O encontro foi organizado pelo Grupo Gestor 2014/2015, composto por Ana Elizabeth Cavalcanti, Cassia Gimenes Pereira, Denise Maria Cardoso Cardellini, Juliana Mori, Marizilda Pugliesi, Maria Lúcia Gomes de Amorim e Tania Rezende.

terça-feira, 26 de agosto de 2014

Hacer Lugar – Fundación para la Asistencia

Investigación y Docencia en Autismo y Psicosis Infantil

Marita Manzotti (EOL/AMP) é Presidente do Hacer Lugar – Fundación para la Asistencia, Investigación y Docencia en Autismo y Psicosis Infantil  (Buenos Aires, Argentina). Em entrevista com Ana Martha Maia (EBP/AMP), ela conta a proposta deste belíssimo trabalho e nos apresenta a proposta do “dispositivo suporte” na direção dos tratamentos com o sujeito autista.

1- "Clínica del autismo - el dispositivo soporte" é um testemunho do trabalho que tem sido realizado pelo Hacer Lugar - Fundação para Assistência, Investigação e Docência do Autismo e Psicose Infantil, desde 1992. Gostaria que você apresentasse para nosso Blog o que é o Hacer Lugar, desde a escolha deste nome para esta instituição que você dirige.

2- Na clínica ou na vida cotidiana, em determinados momentos, o sujeito autista apresenta comportamentos que são considerados como estranhos, inadequados e surpreendentes. O terceiro capítulo do livro é intitulado "Clínica del detalle". Como o efeito surpresa é tomado nesta proposta clínica do Hacer Lugar, tendo em vista a posição e a técnica das propostas científicas?

3- Com relação à loucura na infância, como foi elaborado o "dispositivo soporte"? Que oferta é sustentada, na proposta deste dispositivo, para a criança/adolescente autista, para os pais, para os espaços possíveis em que ela estabeleça laços e para a própria instituição, o Hacer Lugar?

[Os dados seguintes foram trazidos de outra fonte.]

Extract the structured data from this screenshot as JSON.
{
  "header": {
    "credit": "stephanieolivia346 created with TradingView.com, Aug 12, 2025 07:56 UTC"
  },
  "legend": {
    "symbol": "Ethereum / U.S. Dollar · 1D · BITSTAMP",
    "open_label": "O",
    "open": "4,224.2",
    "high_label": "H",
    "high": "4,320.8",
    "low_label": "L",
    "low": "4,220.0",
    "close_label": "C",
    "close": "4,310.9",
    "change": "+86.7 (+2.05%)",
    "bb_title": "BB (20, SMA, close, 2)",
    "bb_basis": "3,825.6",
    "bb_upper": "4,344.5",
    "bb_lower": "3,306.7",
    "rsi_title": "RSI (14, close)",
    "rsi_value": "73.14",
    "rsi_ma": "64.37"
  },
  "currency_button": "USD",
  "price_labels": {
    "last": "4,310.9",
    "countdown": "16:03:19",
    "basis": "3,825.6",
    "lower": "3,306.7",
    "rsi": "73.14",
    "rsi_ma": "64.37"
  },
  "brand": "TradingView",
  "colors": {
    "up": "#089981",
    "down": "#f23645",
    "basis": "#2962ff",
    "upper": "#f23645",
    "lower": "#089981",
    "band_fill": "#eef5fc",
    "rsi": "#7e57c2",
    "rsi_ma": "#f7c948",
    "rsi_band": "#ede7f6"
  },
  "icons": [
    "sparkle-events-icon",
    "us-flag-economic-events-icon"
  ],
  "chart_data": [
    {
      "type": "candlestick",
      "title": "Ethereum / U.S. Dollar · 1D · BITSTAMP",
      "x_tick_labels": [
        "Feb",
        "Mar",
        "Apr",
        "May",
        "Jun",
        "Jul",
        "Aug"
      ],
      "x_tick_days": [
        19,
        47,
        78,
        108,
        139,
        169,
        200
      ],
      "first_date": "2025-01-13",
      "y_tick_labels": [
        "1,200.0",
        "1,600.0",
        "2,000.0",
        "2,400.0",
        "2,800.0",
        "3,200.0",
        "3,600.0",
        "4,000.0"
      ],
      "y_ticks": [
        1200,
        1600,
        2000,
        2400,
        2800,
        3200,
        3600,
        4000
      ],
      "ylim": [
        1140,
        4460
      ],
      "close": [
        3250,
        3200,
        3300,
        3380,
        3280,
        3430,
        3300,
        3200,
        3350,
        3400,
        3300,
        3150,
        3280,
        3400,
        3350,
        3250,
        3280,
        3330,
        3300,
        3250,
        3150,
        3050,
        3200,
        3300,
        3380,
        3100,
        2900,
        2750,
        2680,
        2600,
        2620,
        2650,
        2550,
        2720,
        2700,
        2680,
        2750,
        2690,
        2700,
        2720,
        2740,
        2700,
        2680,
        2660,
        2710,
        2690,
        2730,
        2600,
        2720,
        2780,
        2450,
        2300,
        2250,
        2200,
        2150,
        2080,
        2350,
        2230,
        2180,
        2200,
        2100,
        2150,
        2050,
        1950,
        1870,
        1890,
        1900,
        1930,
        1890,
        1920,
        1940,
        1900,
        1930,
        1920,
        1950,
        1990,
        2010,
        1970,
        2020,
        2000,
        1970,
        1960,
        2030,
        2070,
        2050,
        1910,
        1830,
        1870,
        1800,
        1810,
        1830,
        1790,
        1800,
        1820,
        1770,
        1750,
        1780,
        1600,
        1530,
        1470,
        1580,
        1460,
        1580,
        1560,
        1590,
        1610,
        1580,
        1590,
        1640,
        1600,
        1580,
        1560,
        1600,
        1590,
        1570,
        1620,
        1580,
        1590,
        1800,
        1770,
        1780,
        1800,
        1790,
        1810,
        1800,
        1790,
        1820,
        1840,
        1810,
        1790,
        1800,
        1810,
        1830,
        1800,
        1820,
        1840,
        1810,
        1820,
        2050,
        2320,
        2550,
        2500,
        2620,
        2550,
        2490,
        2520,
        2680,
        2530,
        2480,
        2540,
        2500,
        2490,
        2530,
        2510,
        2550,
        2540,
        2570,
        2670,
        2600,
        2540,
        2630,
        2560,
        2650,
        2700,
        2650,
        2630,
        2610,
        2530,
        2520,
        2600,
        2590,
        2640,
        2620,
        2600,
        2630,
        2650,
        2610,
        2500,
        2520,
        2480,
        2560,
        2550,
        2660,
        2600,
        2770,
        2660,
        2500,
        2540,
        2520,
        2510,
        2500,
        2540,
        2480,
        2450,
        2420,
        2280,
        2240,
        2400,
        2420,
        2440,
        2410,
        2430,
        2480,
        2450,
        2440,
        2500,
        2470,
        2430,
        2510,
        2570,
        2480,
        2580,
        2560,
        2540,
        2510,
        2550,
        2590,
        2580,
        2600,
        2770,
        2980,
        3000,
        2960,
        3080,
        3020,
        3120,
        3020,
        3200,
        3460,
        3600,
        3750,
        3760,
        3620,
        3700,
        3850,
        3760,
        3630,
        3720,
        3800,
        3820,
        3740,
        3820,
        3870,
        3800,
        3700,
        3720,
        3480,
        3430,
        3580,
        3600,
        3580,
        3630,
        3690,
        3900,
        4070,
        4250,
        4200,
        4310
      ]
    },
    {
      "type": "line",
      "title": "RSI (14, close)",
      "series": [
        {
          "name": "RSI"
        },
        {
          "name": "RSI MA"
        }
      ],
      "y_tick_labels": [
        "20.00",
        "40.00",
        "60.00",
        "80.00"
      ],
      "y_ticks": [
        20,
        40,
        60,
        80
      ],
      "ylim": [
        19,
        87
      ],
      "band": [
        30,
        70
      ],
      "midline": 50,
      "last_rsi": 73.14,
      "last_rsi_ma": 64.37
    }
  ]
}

Autismo Infantil. Hacer Lugar
No começo não está a origem, está o lugar. Este que serve para se orientar na medida em que permite dispor e ter uma ideia de como está construído o suporte, sobre o qual se inscreve o que está em jogo.
Lacan nos diz que o lugar tem um sentindo muito diferente do lugar da topologia, e que se trata simplesmente do lugar ao qual se chegou. “Ocupa-se o lugar a que um ato nos empurra, e desde esse lugar se vai à direita ou à esquerda, até aqui ou até lá”. Há circunstâncias nas quais é preciso tomar as rédeas de alguma coisa, e essa posição, Lacan nos adverte, se consegue aos empurrões.
Fazer “Lugar” tem sido marcado por este suporte significante desde sua criação, há mais de vinte anos, quando foi fundado em Buenos Aires com o objetivo de levar adiante um trabalho  de  investigação clínica  com  crianças  com Patologias  graves  na  subjetivação  (PGS),  que  permitisse  verificar  a eficácia da psicanálise com eles.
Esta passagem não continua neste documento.